# Senior Project



## thelonelyloner (Apr 24, 2009)

I have to present my senior project tomorrow. Oh God , I am terrible at public presentations. Anyone else have to present a Senior Project?


----------



## Watercoulour (Jul 24, 2011)

Not a senior project, but a group project for an AP Euro final. Standing infront of people and talking about the Holocaust. Least I got an interesting project, or else I'd die.

Also my teammates are morons. Yay me!


----------



## cybernaut (Jul 30, 2010)

Yep, had to do that 2 years ago. It was a nervous wreck..Those are things that I have to practice days ahead for. I actually had to do two senior project presentations: one infront of mt English class, and one infront of a panel of 3 judges.

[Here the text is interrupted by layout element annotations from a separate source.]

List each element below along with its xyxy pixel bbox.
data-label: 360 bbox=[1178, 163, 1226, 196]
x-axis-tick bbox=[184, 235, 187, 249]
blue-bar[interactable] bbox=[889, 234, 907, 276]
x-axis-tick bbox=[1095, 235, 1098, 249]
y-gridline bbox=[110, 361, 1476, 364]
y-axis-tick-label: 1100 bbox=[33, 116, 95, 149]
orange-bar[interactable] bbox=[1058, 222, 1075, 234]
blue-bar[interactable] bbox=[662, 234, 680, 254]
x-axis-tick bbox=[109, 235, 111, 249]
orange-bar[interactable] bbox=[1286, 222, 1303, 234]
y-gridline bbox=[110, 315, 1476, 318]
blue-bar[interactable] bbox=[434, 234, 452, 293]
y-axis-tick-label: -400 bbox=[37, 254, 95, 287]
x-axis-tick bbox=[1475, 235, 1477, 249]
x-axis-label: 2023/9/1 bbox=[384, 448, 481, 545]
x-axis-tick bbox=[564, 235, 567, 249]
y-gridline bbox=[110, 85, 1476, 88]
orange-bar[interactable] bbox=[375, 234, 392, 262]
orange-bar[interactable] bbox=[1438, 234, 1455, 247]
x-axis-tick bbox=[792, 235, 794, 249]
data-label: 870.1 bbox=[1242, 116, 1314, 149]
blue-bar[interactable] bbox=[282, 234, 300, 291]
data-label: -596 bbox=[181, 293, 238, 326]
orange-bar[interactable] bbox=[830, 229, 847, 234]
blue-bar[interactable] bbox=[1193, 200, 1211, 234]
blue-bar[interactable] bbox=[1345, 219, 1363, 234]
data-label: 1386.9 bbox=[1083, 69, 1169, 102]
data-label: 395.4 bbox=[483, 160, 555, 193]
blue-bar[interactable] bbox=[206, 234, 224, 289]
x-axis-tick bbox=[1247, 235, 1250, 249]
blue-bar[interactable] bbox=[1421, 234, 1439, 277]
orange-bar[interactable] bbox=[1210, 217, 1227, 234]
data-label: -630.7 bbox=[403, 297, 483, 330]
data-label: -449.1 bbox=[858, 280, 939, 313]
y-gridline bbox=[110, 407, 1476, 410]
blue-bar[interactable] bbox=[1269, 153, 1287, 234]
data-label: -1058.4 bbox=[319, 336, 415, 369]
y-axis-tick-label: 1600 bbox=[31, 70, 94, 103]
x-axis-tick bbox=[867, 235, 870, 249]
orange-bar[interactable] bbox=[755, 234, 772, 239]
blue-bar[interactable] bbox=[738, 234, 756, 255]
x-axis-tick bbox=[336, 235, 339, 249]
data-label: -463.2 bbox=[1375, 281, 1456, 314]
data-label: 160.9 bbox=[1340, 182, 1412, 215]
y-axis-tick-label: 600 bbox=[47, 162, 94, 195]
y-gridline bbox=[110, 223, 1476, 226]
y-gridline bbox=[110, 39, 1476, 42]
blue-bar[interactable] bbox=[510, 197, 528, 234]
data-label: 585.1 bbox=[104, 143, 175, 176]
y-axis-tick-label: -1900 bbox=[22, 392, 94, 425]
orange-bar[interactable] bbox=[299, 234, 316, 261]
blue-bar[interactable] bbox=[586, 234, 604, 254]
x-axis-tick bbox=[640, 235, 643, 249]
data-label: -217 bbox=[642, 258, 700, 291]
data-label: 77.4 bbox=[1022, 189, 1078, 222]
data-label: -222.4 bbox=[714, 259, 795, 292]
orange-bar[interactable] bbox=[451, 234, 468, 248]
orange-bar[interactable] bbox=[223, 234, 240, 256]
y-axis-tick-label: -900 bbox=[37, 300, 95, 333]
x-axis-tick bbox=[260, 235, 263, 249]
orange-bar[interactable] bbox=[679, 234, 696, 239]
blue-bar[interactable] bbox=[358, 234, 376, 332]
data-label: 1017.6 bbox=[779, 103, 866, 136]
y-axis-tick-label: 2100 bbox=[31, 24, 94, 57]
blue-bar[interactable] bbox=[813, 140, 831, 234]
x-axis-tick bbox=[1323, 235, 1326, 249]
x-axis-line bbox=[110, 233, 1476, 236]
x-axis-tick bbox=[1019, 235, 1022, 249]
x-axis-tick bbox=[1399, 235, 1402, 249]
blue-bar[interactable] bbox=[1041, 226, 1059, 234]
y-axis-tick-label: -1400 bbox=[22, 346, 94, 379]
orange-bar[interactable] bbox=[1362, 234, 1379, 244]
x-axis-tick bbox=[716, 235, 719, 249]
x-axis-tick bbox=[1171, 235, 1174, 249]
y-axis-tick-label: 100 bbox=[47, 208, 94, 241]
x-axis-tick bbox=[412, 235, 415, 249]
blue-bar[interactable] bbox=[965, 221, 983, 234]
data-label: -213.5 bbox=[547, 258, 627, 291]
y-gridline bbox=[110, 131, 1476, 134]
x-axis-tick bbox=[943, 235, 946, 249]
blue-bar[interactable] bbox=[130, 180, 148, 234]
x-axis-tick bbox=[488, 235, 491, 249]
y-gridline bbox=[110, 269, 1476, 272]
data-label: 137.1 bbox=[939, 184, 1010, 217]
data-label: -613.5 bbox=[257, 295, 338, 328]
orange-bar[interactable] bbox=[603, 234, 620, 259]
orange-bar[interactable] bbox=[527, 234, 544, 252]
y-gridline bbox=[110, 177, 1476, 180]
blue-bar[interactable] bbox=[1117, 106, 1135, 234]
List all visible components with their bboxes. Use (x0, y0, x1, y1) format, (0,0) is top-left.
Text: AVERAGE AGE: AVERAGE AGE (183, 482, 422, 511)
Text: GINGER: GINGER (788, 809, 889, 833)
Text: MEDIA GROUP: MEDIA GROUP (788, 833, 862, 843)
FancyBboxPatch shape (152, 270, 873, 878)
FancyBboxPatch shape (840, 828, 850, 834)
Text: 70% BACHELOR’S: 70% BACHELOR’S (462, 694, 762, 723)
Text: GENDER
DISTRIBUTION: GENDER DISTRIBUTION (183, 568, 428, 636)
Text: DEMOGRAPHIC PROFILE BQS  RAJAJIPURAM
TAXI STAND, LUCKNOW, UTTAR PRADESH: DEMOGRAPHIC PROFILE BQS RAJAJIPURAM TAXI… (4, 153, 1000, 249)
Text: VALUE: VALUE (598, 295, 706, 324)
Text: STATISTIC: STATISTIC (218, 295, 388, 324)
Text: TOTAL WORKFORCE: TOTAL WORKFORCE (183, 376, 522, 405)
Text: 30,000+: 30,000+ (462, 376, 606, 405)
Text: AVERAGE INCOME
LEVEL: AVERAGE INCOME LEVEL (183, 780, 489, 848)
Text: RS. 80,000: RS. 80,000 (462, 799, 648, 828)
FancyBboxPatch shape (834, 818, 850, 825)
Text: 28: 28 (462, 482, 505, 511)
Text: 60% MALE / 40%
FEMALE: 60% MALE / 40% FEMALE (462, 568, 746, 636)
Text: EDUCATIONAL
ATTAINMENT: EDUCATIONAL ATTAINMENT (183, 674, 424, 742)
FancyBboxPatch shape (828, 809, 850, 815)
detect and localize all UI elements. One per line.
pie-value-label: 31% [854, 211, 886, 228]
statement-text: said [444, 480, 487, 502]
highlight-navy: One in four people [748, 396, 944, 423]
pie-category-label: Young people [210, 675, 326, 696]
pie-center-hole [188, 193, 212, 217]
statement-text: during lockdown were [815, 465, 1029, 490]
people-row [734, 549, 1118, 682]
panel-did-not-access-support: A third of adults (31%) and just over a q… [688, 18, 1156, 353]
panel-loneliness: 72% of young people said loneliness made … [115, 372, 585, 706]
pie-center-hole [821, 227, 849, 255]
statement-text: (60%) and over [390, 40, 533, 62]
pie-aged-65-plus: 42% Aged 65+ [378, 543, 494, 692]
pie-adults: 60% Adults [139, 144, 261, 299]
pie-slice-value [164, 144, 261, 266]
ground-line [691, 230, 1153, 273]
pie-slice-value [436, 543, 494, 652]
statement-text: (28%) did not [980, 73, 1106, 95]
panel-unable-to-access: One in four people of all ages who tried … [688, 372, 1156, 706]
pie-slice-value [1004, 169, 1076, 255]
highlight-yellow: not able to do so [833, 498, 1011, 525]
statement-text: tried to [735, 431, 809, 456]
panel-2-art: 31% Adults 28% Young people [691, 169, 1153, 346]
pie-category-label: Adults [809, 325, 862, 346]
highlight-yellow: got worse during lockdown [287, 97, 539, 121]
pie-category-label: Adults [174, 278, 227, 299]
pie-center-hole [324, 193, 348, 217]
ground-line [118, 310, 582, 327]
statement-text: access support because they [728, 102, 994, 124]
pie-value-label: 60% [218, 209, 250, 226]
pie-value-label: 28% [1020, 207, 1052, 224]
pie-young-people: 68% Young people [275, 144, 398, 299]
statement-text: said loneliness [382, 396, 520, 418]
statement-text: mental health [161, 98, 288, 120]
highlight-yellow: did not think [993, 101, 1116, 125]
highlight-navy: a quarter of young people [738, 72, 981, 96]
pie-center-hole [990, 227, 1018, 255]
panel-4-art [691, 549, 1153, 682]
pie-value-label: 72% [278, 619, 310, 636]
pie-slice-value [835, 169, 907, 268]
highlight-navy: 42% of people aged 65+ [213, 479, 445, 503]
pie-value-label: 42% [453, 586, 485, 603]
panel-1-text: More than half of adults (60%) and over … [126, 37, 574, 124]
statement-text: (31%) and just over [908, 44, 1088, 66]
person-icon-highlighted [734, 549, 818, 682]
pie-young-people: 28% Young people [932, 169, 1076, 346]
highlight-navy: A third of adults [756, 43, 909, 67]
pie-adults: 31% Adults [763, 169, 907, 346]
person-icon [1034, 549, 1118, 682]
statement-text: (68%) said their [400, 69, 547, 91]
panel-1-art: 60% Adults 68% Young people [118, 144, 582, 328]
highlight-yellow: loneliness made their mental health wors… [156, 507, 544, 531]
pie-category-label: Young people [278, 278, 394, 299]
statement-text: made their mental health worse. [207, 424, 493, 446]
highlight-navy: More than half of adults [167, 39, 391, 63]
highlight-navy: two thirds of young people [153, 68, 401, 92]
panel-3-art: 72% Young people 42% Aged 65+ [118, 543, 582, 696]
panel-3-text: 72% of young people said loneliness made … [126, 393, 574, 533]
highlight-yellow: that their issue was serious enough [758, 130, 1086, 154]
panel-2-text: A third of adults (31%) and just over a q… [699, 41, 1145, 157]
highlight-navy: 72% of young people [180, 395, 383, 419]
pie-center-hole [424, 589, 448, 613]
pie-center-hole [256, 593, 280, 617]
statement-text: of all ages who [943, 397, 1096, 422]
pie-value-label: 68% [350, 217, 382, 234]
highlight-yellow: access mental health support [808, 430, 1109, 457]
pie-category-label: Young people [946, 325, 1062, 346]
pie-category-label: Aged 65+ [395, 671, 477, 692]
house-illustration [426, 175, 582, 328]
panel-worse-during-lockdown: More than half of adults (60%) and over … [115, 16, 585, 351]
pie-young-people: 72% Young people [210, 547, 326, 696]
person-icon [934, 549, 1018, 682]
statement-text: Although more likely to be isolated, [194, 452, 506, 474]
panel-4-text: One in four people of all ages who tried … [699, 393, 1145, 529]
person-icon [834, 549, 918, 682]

I remember being so nervous/talking so fast, that one of the judges suggested that I get speech lessons on my feedback sheet. But other than that, I did well and was glad to get it over with. 

Anyway, good luck to you. I know it'll be a huge relief for you once it is over with.


----------



## KelsKels (Oct 4, 2011)

Yeah I had to do that last year. Its really not so bad, the judges arent strict at all. They let everyone pass. I was shaking and sped through the whole thing way too fast, but they gave me a good score. Try not to stress too much


----------



## KettleCorn (May 6, 2012)

I'll have to do this next year.

How did it go?


----------



## Barren Wuffet (May 22, 2012)

I had to do it my senior year. They even filmed some to put on the local news. Luckily, I wasn't on TV .


----------



## maybutterfly16 (Mar 16, 2012)

Nope, the school board canceled the senior project for my class! ^_^ Sorry that you had to do it though. It must suck :/


----------